Consecutive subjects (n = 120) with obstructive HCM treated with either Mavacamten or disopyramide from 2018 to 2024 were identified. Echocardiographic speckle-tracking strain imaging with myocardial work indices and LVMD quantification was performed at baseline and follow-up. Patients were followed up for life-threatening ventricular arrhythmias: sustained ventricular tachycardia (VT) or sudden cardiac arrest (SCA), up to 2 years. Propensity matching was performed for age and sex to compare the groups. Mavacamten significantly reduced LVMD (85.1 ± 26.4 ms vs. 64.3 ± 16.7 ms, P = 0.013) and global wasted work (GWW) (268 mmHg% (185–378) vs. 150 mmHg% (124–262), P = 0.006) and increased global work efficiency (GWE) (87% (82–92) vs. 90% (86–94), P = 0.038).
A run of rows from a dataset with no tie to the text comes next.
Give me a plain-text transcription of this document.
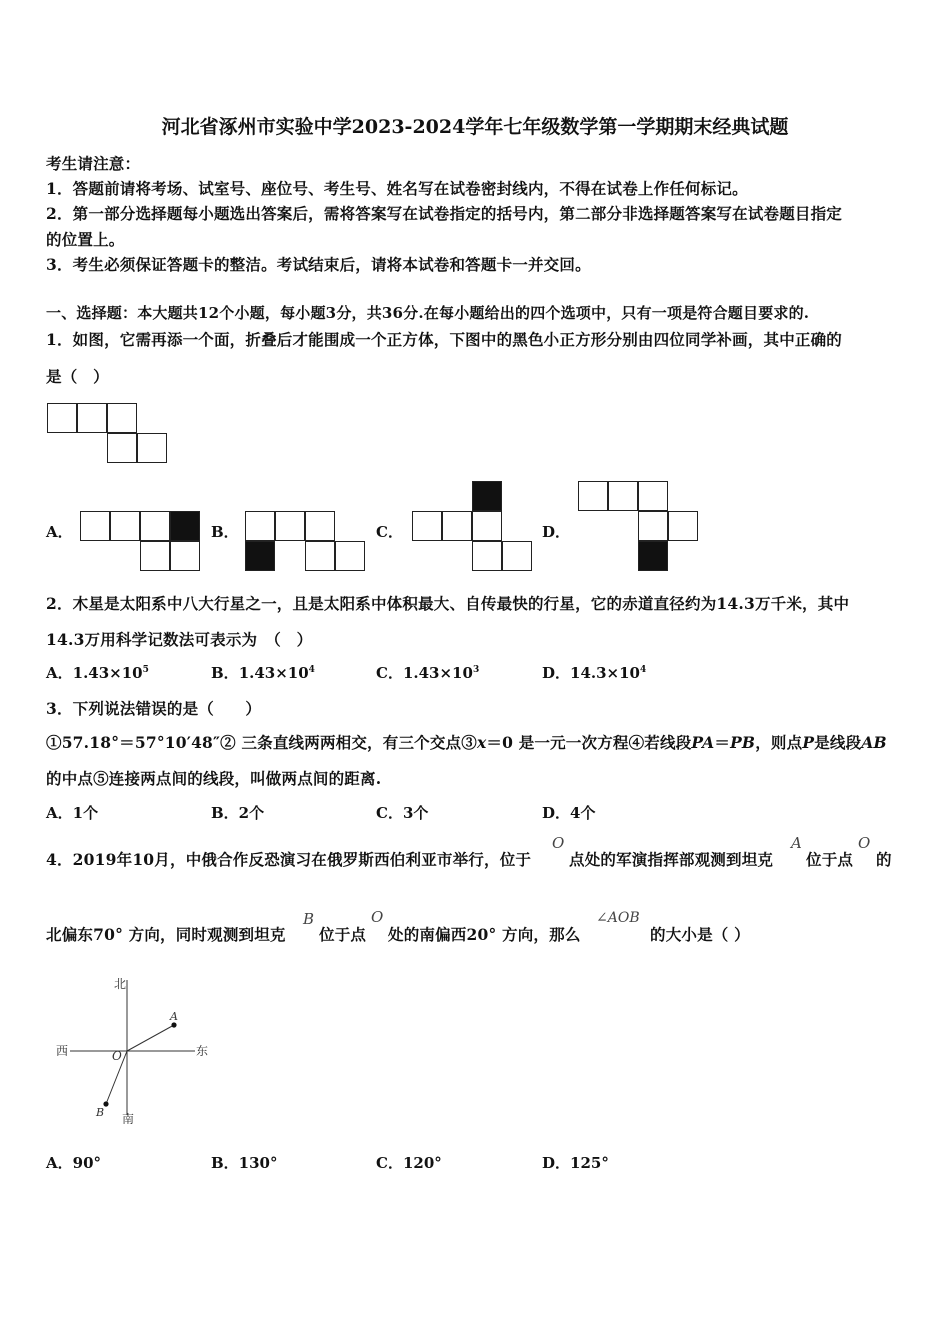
河北省涿州市实验中学2023-2024学年七年级数学第一学期期末经典试题
考生请注意：
1．答题前请将考场、试室号、座位号、考生号、姓名写在试卷密封线内，不得在试卷上作任何标记。
2．第一部分选择题每小题选出答案后，需将答案写在试卷指定的括号内，第二部分非选择题答案写在试卷题目指定
的位置上。
3．考生必须保证答题卡的整洁。考试结束后，请将本试卷和答题卡一并交回。
一、选择题：本大题共12个小题，每小题3分，共36分.在每小题给出的四个选项中，只有一项是符合题目要求的.
1．如图，它需再添一个面，折叠后才能围成一个正方体，下图中的黑色小正方形分别由四位同学补画，其中正确的
是（　）
A．	B．	C．	D．
2．木星是太阳系中八大行星之一，且是太阳系中体积最大、自传最快的行星，它的赤道直径约为14.3万千米，其中
14.3万用科学记数法可表示为　（　）
A．$1.43\times 10^5$	B．$1.43\times 10^4$	C．$1.43\times 10^3$	D．$14.3\times 10^4$
3．下列说法错误的是（　　）
①57.18°＝57°10′48″② 三条直线两两相交，有三个交点③x＝0 是一元一次方程④若线段PA＝PB，则点P是线段AB
的中点⑤连接两点间的线段，叫做两点间的距离.
A．1个	B．2个	C．3个	D．4个
4．2019年10月，中俄合作反恐演习在俄罗斯西伯利亚市举行，位于
O
点处的军演指挥部观测到坦克
A
位于点
O
的
北偏东70° 方向，同时观测到坦克
B
位于点
O
处的南偏西20° 方向，那么
∠AOB
的大小是（ ）
北
南
西	东
O
A
B
A．90°	B．130°	C．120°	D．125°
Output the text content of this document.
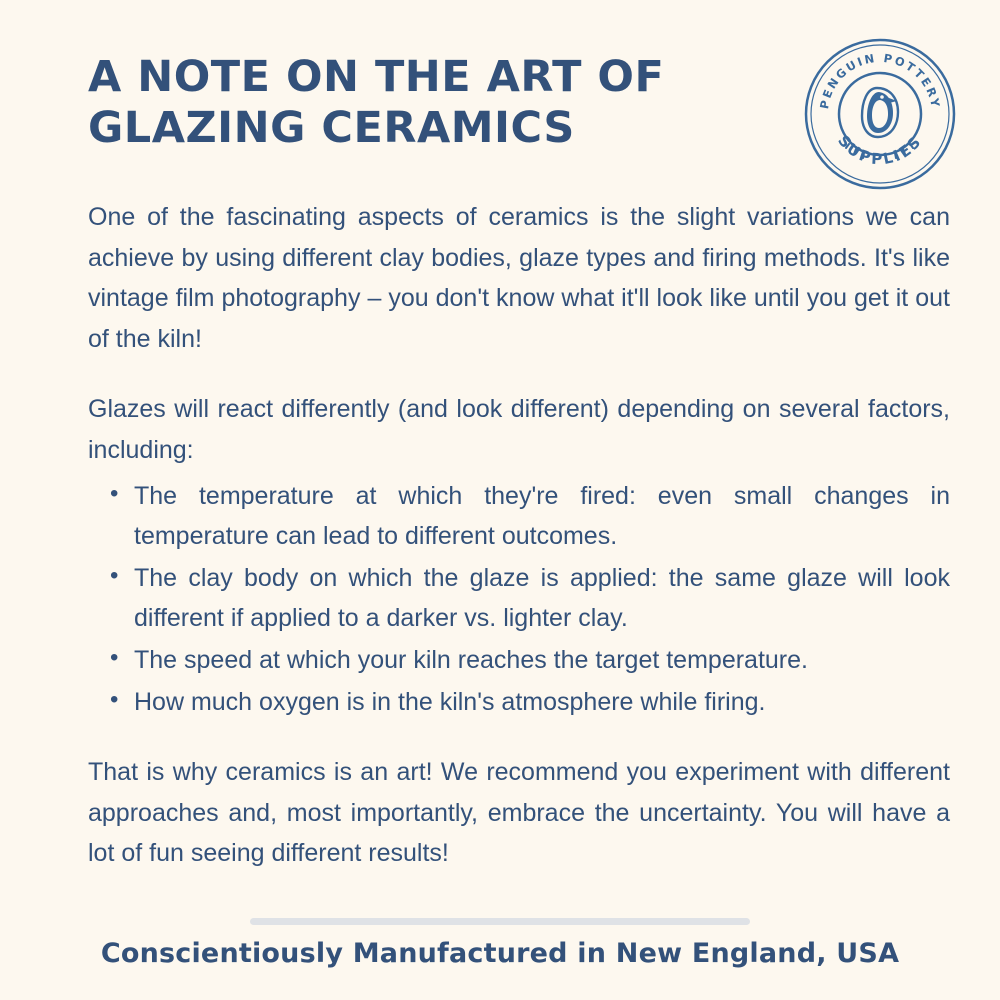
PENGUIN POTTERY
SUPPLIES
A NOTE ON THE ART OF
GLAZING CERAMICS

One of the fascinating aspects of ceramics is the slight variations we can achieve by using different clay bodies, glaze types and firing methods. It's like vintage film photography – you don't know what it'll look like until you get it out of the kiln!

Glazes will react differently (and look different) depending on several factors, including:

• The temperature at which they're fired: even small changes in temperature can lead to different outcomes.
• The clay body on which the glaze is applied: the same glaze will look different if applied to a darker vs. lighter clay.
• The speed at which your kiln reaches the target temperature.
• How much oxygen is in the kiln's atmosphere while firing.

That is why ceramics is an art! We recommend you experiment with different approaches and, most importantly, embrace the uncertainty. You will have a lot of fun seeing different results!

Conscientiously Manufactured in New England, USA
None of the favourable effects were observed with disopyramide. The median follow-up duration was 12 (range 6–24) months. LVMD at follow-up was significantly associated with the outcome events [area under curve: 0.784, 95% CI (0.622–0.945), P < 0.001]. LVMD <72 ms at follow-up was associated with improved event-free survival (X6.4, log-rank P = 0.011). Mavacamten and global work indices were independent determinants of LVMD at follow-up.

Conclusion

Mavacamten, but not disopyramide, decreased LVMD, GWW, and increased GWE in obstructive HCM. LVMD <72 ms at follow-up is promising for assessing the risk for life-threatening ventricular arrhythmias.